Главное культурное оружие акселерационистов — сциентизм. Вера в непогрешимость науки, зачастую ничем не обоснованное доверие к заявлениям учёных, отрицание философских и религиозных концепций на основании лишь мнений отдельных авторитетов — явление, представляющее на данный момент серьёзную опасность для общества.

Идеи акселерационизма, на наших глазах захватывая сферу реальной политики, напрямую ведут мир к технократии, к власти экспертов, которые могут безапелляционно устанавливать истину и подавлять несогласных, объявляя их безумцами, дикарями и реакционерами; выдрессированная толпа, не обладая столь же высоким статусом, в рамках этой системы способна лишь на молчаливое согласие или одобрение.

События 2020 года показали, насколько индивид беспомощен перед лицом технократической машины; последовавшее далее лишь укрепило опасения. И эти тенденции будут только усиливаться. Сциентизм, который еще в прошлом веке критиковали либертарианские мыслители, характеризуется стремлением превратить человека из переменной в константу, чтобы затем встроить в расчëт и выдать результат; и в наше время его проявления мы можем наблюдать повсюду.

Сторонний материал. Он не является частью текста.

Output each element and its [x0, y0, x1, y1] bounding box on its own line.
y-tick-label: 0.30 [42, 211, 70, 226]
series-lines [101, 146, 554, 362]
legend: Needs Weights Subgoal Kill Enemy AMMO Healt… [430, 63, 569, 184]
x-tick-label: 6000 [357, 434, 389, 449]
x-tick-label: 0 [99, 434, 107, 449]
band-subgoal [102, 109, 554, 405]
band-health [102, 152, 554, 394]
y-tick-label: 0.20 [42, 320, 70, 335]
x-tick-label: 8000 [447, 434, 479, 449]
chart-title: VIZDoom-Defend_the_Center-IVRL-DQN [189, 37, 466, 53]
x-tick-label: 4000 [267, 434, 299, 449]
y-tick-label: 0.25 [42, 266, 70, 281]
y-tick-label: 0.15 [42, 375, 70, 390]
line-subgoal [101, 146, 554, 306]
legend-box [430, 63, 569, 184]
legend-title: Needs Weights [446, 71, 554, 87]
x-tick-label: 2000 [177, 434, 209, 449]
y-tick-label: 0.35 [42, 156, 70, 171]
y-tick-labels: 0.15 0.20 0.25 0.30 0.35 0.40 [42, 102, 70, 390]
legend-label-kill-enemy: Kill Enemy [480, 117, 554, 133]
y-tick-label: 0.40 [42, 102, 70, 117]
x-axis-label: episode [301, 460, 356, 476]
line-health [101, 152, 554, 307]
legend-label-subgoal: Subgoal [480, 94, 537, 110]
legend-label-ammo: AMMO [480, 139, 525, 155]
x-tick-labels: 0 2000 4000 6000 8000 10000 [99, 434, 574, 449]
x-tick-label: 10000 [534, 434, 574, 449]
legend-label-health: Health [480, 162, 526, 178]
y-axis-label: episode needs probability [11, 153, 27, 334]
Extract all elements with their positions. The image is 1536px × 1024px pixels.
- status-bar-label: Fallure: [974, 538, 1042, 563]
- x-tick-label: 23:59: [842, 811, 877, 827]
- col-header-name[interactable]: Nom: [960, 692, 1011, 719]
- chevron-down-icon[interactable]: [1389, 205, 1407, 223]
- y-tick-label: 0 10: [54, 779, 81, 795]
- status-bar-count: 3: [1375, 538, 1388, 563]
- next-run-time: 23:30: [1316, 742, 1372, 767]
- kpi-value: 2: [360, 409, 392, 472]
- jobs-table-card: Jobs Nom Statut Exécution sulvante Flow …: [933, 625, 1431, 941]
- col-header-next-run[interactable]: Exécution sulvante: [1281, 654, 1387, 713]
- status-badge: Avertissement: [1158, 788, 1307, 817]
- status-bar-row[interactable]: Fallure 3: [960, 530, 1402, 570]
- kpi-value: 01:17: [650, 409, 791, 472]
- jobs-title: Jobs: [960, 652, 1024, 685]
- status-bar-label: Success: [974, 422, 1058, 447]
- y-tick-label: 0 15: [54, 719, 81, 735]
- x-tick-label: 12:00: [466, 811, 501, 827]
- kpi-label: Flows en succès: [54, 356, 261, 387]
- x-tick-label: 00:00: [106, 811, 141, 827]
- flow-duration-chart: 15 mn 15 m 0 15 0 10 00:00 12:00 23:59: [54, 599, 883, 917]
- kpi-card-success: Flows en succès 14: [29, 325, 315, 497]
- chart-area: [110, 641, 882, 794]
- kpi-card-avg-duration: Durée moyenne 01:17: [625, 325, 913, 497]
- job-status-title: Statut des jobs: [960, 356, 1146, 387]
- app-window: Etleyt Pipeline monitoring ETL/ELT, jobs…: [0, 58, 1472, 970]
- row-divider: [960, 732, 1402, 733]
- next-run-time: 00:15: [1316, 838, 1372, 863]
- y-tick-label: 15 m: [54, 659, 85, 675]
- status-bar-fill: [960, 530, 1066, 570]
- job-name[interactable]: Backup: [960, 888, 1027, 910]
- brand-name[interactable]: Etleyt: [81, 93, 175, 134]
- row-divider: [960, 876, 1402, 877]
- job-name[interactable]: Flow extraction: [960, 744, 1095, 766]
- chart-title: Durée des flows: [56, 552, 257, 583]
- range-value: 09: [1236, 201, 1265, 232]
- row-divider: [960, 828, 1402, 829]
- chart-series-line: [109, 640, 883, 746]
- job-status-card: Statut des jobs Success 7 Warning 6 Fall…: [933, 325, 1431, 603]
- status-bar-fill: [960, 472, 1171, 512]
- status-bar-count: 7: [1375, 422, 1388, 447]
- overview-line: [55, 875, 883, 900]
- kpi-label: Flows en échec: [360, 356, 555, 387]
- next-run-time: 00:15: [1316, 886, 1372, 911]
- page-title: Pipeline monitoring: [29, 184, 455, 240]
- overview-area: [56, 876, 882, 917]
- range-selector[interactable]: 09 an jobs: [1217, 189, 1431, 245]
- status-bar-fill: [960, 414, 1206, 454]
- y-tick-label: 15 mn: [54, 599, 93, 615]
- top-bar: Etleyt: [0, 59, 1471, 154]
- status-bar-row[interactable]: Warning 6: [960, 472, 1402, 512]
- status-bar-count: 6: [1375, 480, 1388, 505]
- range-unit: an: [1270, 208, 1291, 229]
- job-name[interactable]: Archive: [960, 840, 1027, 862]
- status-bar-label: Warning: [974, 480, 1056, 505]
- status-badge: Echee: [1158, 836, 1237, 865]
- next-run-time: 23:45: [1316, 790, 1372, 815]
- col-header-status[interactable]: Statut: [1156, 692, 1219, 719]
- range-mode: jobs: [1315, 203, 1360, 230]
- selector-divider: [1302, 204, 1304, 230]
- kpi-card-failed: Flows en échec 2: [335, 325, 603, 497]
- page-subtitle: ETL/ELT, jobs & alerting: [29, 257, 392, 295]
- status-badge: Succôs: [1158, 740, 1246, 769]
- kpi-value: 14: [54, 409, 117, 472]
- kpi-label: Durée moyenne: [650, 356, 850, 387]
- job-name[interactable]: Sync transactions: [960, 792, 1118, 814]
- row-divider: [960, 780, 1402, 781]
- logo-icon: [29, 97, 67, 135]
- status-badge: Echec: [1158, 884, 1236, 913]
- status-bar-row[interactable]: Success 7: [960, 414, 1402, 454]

Чем же отличается либертарианство? Если кратко — отказом от глобальных проектов, отказом от утопии. Соблюдая ключевой этический принцип Канта, мы отказываемся от культа Результата. Нас интересует Процесс. Нам нужны лишь базовые условия, в которых люди смогут создавать смыслы самостоятельно, не упираясь взглядом в потолок, установленный проектировщиком-имморалистом.

Жизнь происходит здесь и сейчас, у нас есть только этот жизненный путь и ничего более. И либертарианцы выступают за право пройти этот путь самостоятельно, каждый день делая свой выбор. Либертарианство выше всего прочего ставит человека, и потому оно морально: мы выбираем быть людьми, несмотря на все тяготы бытия в мире. Более того: мы выбираем быть разными. Такова наша воля.

Свобода воли — это фундамент, на котором выстроена либертарианская философия. Учения Мизеса, Хайека, Ротбарда, Нозика, Хоппе и множества менее известных либертарианских авторов зиждутся на этой предпосылке. Признавая свободу воли каждого индивида, в своих философских поисках вы неизбежно пойдëте в сторону либертарианства. И если вы пришли к нему, если вы готовы бороться за свободу и вести за собой других — вам следует знать, что путь этот будет чрезвычайно тернист.